ボクシングのような構えから一転、今度は足を主体とした変幻自在の構え――。

メイアの記憶にある「舞踏」の足捌きと、俺の「喧嘩キック」をミックスさせてやる。

「行くぜ、ジジイ。付いてこれるかよ!」

 弾丸のような踏み込み。

 魔王が迎撃の右ストレートを放つが、俺はその拳を潜り抜けるように体を沈め、軸足を払うような低いローキックを叩き込む。

「ぬっ……!」

 じじいの巨体がわずかに浮いた。そこだ!

 俺は反転し、遠心力を乗せた後ろ回し蹴りを側頭部へ。

 ガードした腕ごとじじいを吹き飛ばすが、止まらねえ。

 着地した瞬間に、バネのように体をひねって今度は二段蹴り。

 一発目でガードを弾き、二発目で鳩尾を貫く!

「ガッ……はあぁぁ!」

 魔王が吼え、黒い魔力を爆発させて俺を押し返そうとする。

 だが、俺は引かねえ。

 爆風を正面から受け流しながら、ドレスの裾を翻して空中で三回転。「メイア」の身体能力が可能にする、人間離れした超高速の連撃だ。

「おらァッ! らァッ! らァッ!!」

 左右のミドル、ハイキック、そして着地際のかかと落とし。

 上下左右、どこから飛んでくるか分からねえ嵐のような足技に、魔王の顔面から余裕が消え失せていく。
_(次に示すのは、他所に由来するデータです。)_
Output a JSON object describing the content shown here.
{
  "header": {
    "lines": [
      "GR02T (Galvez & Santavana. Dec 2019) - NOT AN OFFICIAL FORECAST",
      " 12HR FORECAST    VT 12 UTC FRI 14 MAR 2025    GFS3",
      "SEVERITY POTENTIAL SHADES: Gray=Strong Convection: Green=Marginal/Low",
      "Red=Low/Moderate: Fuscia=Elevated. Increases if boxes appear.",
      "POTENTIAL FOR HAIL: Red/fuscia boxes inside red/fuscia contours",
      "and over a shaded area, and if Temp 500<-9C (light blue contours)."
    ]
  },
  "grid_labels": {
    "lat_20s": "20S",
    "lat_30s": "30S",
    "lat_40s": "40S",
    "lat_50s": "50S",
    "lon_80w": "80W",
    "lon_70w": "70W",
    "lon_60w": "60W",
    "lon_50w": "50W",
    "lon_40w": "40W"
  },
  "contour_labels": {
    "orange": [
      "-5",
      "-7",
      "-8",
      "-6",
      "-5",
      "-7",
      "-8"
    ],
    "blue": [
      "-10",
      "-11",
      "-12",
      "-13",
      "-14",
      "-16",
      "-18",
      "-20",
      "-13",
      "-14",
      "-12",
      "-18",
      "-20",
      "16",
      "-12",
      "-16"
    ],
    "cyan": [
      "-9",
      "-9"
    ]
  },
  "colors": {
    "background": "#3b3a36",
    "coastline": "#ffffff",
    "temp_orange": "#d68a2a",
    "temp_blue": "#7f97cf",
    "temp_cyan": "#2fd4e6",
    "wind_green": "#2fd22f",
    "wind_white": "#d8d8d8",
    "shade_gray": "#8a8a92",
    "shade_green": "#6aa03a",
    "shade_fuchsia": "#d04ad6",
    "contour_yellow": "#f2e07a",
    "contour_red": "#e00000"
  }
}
俺の足先がじじいの顎を捉え、鮮血が夜の闇に舞った。

「変化球……というわけか。面白い。転生者の魂と令嬢の肉体、これほどまでに馴染むとはな!」

「褒めても何も出ねえぞ! 出るのは俺の拳と足だけだ!」

 俺はさらに加速する。魔力を足の裏で爆発させ、縮地のような速度でじじいの死角へ回り込む。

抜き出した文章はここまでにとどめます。